Dexamethasone modulates Salmonella enterica serovar Typhimurium infection in vivo independently of the glucocorticoid-inducible protein annexin-A1

Abstract Salmonella enterica serovar Typhimurium (S. Typhimurium) infection causes an inflammatory response through activation of Toll-like receptor 4 by lipopolysaccharide. Dexamethasone, a glucocorticoid analogue, suppresses inflammatory responses by many mechanisms including inhibition of the lipopolysaccharide-induced production of proinflammatory mediators. There is little information on the effect of glucocorticoids on murine salmonellosis. In this study, we treated susceptible BALB/c mice by subcutaneous implantation of slow-release dexamethasone pellets before infection with S. Typhimurium.
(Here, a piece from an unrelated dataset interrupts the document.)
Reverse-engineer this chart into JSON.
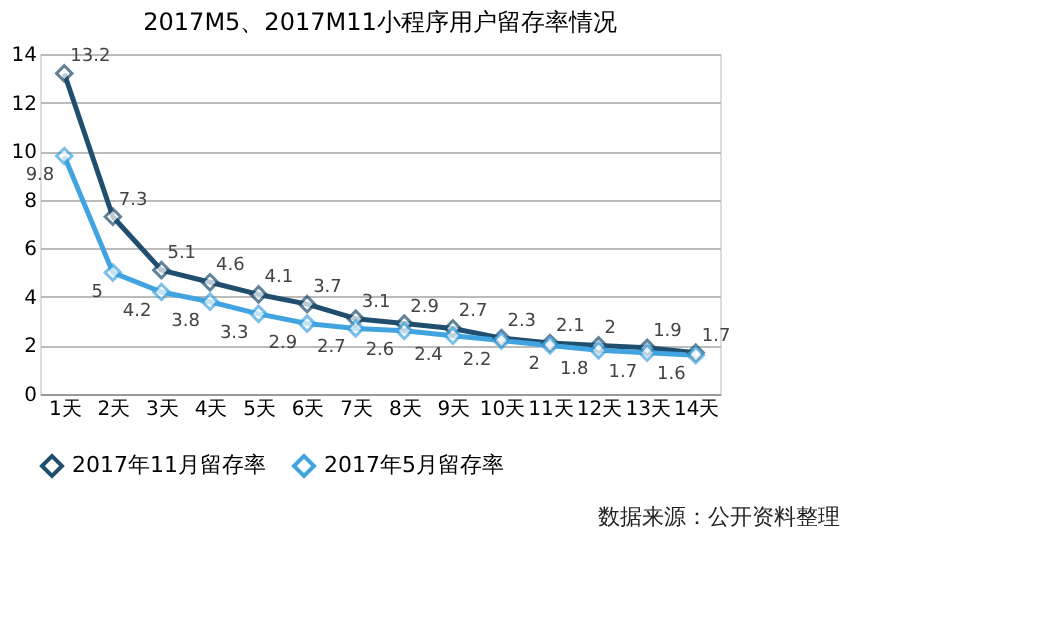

Dexamethasone promotes bacterial growth early in infection and induces a dose-dependent increase in bacterial growth within mouse livers and spleens. The bacterial load in organs from infected placebo-treated mice was lower than that in dexamethasone-treated mice. Glucocorticoids inhibit lipopolysaccharide-induced inflammation partially through the steroid-inducible protein annexin-A1 (ANXA1). Infection of wild-type and ANXA1 knock-out mice with S. Typhimurium led to similar organ bacterial loads. ANXA1 also did not affect the bacterial load in organs from infected dexamethasone-treated mice. This suggests that glucocorticoids, independently of ANXA1, accelerate S. Typhimurium growth in vivo in susceptible BALB/c mice.